Ruby, George Thompson (1841-1882), was one of the most important Black politicians in Texas following the American Civil War (1861-1865). In 1869, he became one of the first African Americans elected to the Texas Senate. Ruby also worked as a teacher, a journalist, and an administrator within the Freedmen’s Bureau. The Freedmen’s Bureau was a federal agency that worked to help Black people who had been freed from slavery.
Ruby was born in 1841 in New York City. His family moved to Portland, Maine, when he was a boy. As a young man, Ruby went to Haiti, where he worked as a correspondent for an American newspaper.
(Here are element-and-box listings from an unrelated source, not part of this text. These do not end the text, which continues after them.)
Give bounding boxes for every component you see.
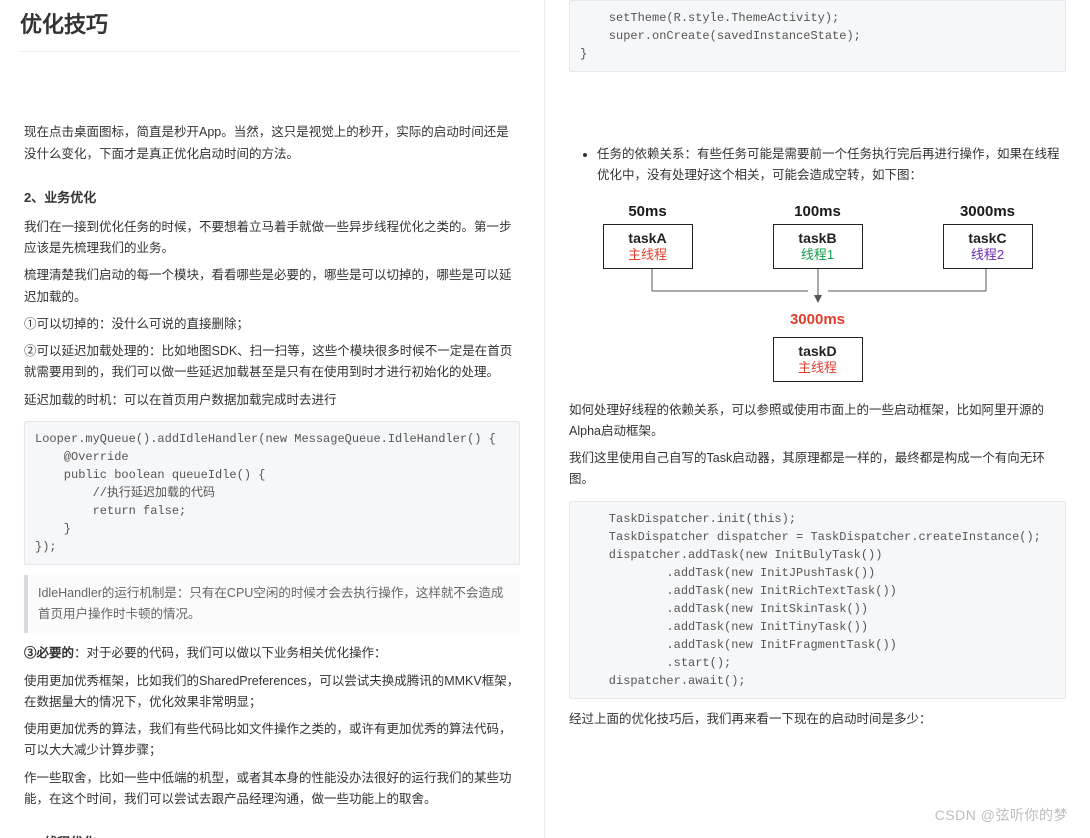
conclusion-paragraph: 经过上面的优化技巧后，我们再来看一下现在的启动时间是多少：: [569, 709, 1066, 730]
section-2-required: ③必要的：对于必要的代码，我们可以做以下业务相关优化操作：: [24, 643, 520, 664]
dependency-point: 任务的依赖关系：有些任务可能是需要前一个任务执行完后再进行操作，如果在线程优化中…: [597, 144, 1066, 187]
intro-text: 现在点击桌面图标，简直是秒开App。当然，这只是视觉上的秒开，实际的启动时间还是…: [24, 122, 520, 165]
section-2-item3: 延迟加载的时机：可以在首页用户数据加载完成时去进行: [24, 390, 520, 411]
opt-algorithm: 使用更加优秀的算法，我们有些代码比如文件操作之类的，或许有更加优秀的算法代码，可…: [24, 719, 520, 762]
task-a-name: taskA: [606, 229, 690, 247]
task-d-thread: 主线程: [776, 360, 860, 377]
arrow-row: [608, 269, 1028, 301]
opt-framework: 使用更加优秀框架，比如我们的SharedPreferences，可以尝试夫换成腾…: [24, 671, 520, 714]
code-idlehandler: Looper.myQueue().addIdleHandler(new Mess…: [24, 421, 520, 565]
task-a-box: taskA 主线程: [603, 224, 693, 269]
watermark: CSDN @弦听你的梦: [935, 804, 1068, 828]
opt-tradeoff: 作一些取舍，比如一些中低端的机型，或者其本身的性能没办法很好的运行我们的某些功能…: [24, 768, 520, 811]
task-c-thread: 线程2: [946, 247, 1030, 264]
dependency-list: 任务的依赖关系：有些任务可能是需要前一个任务执行完后再进行操作，如果在线程优化中…: [569, 144, 1066, 187]
section-2-p1: 我们在一接到优化任务的时候，不要想着立马着手就做一些异步线程优化之类的。第一步应…: [24, 217, 520, 260]
section-2-item2: ②可以延迟加载处理的：比如地图SDK、扫一扫等，这些个模块很多时候不一定是在首页…: [24, 341, 520, 384]
task-d-box: taskD 主线程: [773, 337, 863, 382]
task-a-time: 50ms: [603, 199, 693, 225]
required-label: ③必要的: [24, 646, 74, 660]
task-d-name: taskD: [776, 342, 860, 360]
task-c-time: 3000ms: [943, 199, 1033, 225]
task-c-box: taskC 线程2: [943, 224, 1033, 269]
section-2-item1: ①可以切掉的：没什么可说的直接删除；: [24, 314, 520, 335]
section-3-title: 3、线程优化: [24, 832, 520, 838]
section-2-p2: 梳理清楚我们启动的每一个模块，看看哪些是必要的，哪些是可以切掉的，哪些是可以延迟…: [24, 265, 520, 308]
task-d-time: 3000ms: [790, 307, 845, 333]
task-a-thread: 主线程: [606, 247, 690, 264]
task-b-thread: 线程1: [776, 247, 860, 264]
right-column: setTheme(R.style.ThemeActivity); super.o…: [545, 0, 1090, 838]
task-b-box: taskB 线程1: [773, 224, 863, 269]
task-b-name: taskB: [776, 229, 860, 247]
code-oncreate: setTheme(R.style.ThemeActivity); super.o…: [569, 0, 1066, 72]
note-idlehandler: IdleHandler的运行机制是：只有在CPU空闲的时候才会去执行操作，这样就…: [24, 575, 520, 634]
task-b-time: 100ms: [773, 199, 863, 225]
solution-paragraph-1: 如何处理好线程的依赖关系，可以参照或使用市面上的一些启动框架，比如阿里开源的Al…: [569, 400, 1066, 443]
left-column: 优化技巧 现在点击桌面图标，简直是秒开App。当然，这只是视觉上的秒开，实际的启…: [0, 0, 545, 838]
section-2-title: 2、业务优化: [24, 187, 520, 209]
task-diagram: 50ms 100ms 3000ms taskA 主线程 taskB 线程1 ta…: [569, 199, 1066, 382]
page-title: 优化技巧: [20, 6, 520, 52]
required-rest: ：对于必要的代码，我们可以做以下业务相关优化操作：: [74, 646, 387, 660]
solution-paragraph-2: 我们这里使用自己自写的Task启动器，其原理都是一样的，最终都是构成一个有向无环…: [569, 448, 1066, 491]
code-dispatcher: TaskDispatcher.init(this); TaskDispatche…: [569, 501, 1066, 699]
task-c-name: taskC: [946, 229, 1030, 247]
In 1864, Ruby settled in Louisiana, where he worked as a schoolteacher. In Jackson, Louisiana, he was beaten by a white mob for attempting to establish a common school (public school) for Black students. Ruby soon moved to Galveston, Texas, where he joined the Freedmen’s Bureau as a school administrator.
In 1868, Ruby was elected president of the Texas chapter of the Union League. The league was an organization that supported many of the national government’s plans under Reconstruction. Also in 1868, Ruby served as Texas’s only African American delegate to the Republican National Convention. In 1868 and 1869, he served as a delegate to the Texas constitutional convention. Ruby also became deputy collector of customs at Galveston. In that role, he established relationships with prominent businessmen and politicians.
Ruby, competing as a Republican, won election to the state Senate in 1869. As a state senator, he won recognition for his willingness to work with both white and Black Texans. He sponsored bills concerning such issues as railroads, insurance companies, and agricultural surveys.
Democrats gained a majority in the state Senate in the early 1870’s, and Ruby chose not to seek reelection in 1873. He moved to New Orleans, where he worked for the city’s port and edited a newspaper aimed at African American readers. Ruby died of malaria on Oct. 31, 1882.